1. Darkly cosy, Donna Tartt’s The Secret History draws you into another world – a small university campus in snowy Vermont – and holds you in its grip from the narrator’s first killer line. Timeless yet old-fashioned, literary yet entertaining, still a dazzling read.
2. Midnight at Malabar House by Vaseem Khan is set in 1950s Bombay and introduces India’s first female detective, the charismatic Insp Persis Wadia. Cosy crime with complex clues and a decidedly Christie-esque sensibility.
3. Frenchman’s Creek by Daphne du Maurier, a swashbuckling, gothic adventure set in Cornwall – to be consumed, ideally, with whisky by a roaring fire in a clifftop Cornish hotel, crashing waves optional.
4. Set on a tiny Caribbean island in the 1970s, Monique Roffey’s beguiling novel The Mermaid of Black Conch sees a centuries-old, mythic mermaid fall in love with a fisher. A tale to lose yourself in.

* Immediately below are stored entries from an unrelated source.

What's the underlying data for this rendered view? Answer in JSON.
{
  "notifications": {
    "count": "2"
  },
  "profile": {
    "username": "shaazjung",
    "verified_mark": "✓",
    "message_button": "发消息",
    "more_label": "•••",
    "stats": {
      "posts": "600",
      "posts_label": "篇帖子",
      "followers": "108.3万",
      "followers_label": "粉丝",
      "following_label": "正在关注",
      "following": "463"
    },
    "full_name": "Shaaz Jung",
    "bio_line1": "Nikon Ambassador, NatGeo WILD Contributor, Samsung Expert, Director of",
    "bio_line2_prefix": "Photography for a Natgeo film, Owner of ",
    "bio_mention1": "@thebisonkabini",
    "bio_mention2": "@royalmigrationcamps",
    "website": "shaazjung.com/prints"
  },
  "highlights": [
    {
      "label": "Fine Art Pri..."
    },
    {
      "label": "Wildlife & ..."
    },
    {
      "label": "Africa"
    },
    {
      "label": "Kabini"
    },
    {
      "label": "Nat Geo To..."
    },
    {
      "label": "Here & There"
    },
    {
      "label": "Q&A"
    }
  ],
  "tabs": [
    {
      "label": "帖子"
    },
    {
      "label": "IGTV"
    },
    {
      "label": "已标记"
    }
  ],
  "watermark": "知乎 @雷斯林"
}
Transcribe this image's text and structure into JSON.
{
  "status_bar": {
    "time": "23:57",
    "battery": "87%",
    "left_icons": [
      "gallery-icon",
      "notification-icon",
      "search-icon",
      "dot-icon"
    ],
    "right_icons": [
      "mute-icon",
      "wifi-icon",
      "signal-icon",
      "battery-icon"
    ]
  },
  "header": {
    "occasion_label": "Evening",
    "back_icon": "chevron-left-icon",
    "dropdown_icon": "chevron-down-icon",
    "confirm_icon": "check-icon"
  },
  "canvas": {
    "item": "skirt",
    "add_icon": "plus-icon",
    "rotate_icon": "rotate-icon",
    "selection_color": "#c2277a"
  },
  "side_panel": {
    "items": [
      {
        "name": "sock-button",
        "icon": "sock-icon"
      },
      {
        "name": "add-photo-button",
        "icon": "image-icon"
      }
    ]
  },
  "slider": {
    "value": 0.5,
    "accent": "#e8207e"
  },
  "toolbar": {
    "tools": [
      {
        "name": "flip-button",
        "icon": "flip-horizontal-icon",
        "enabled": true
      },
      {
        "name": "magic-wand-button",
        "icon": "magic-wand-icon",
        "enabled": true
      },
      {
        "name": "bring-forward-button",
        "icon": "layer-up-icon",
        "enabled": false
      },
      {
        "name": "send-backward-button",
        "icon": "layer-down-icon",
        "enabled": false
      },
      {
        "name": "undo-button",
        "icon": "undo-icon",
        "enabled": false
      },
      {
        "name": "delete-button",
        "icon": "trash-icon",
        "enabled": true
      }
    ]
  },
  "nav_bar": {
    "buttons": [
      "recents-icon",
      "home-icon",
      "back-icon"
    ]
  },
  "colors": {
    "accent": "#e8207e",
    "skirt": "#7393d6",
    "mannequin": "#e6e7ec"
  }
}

5. In Miss Smilla’s Feeling For Snow, Peter Hoeg creates an incredibly evocative murder mystery, taking our eponymous heroine on a quest from Copenhagen to a frozen island off Greenland where a dangerous secret lies buried in the ice.
6. Comforting and cocooning, the world of PG Wodehouse erases sharp edges and never more so than in Summer Lightning, a gentle literary farce set in Blandings castle, a place where nothing bad can ever happen.
7. In Jasmine Guillory’s contemporary romance Drunk on Love, a steamy one-night stand between two strangers who end up being colleagues in California’s Napa Valley kicks off this deliciously escapist contemporary romance. Perfect for curling up on the sofa.
8. The 39 Steps by John Buchan is still the ultimate adventure novel to cosy up with on a winter’s night: a man on the run, a train ride to remotest Scotland, rolling mist and a sinister plot – joyful armchair escapism.
9. With more than an echo of Brief Encounter, Small Pleasures by Clare Chambers creates a flawless fictional world set in 1950s suburban south London, rich in romantic anguish and sharp in nostalgic domestic detail.
10. This may be a satire on rustic life, but warmth, humour and humanity wrap themselves around you in Stella Gibbons’s 1932 award-winning comic masterpiece Cold Comfort Farm. Irresistible.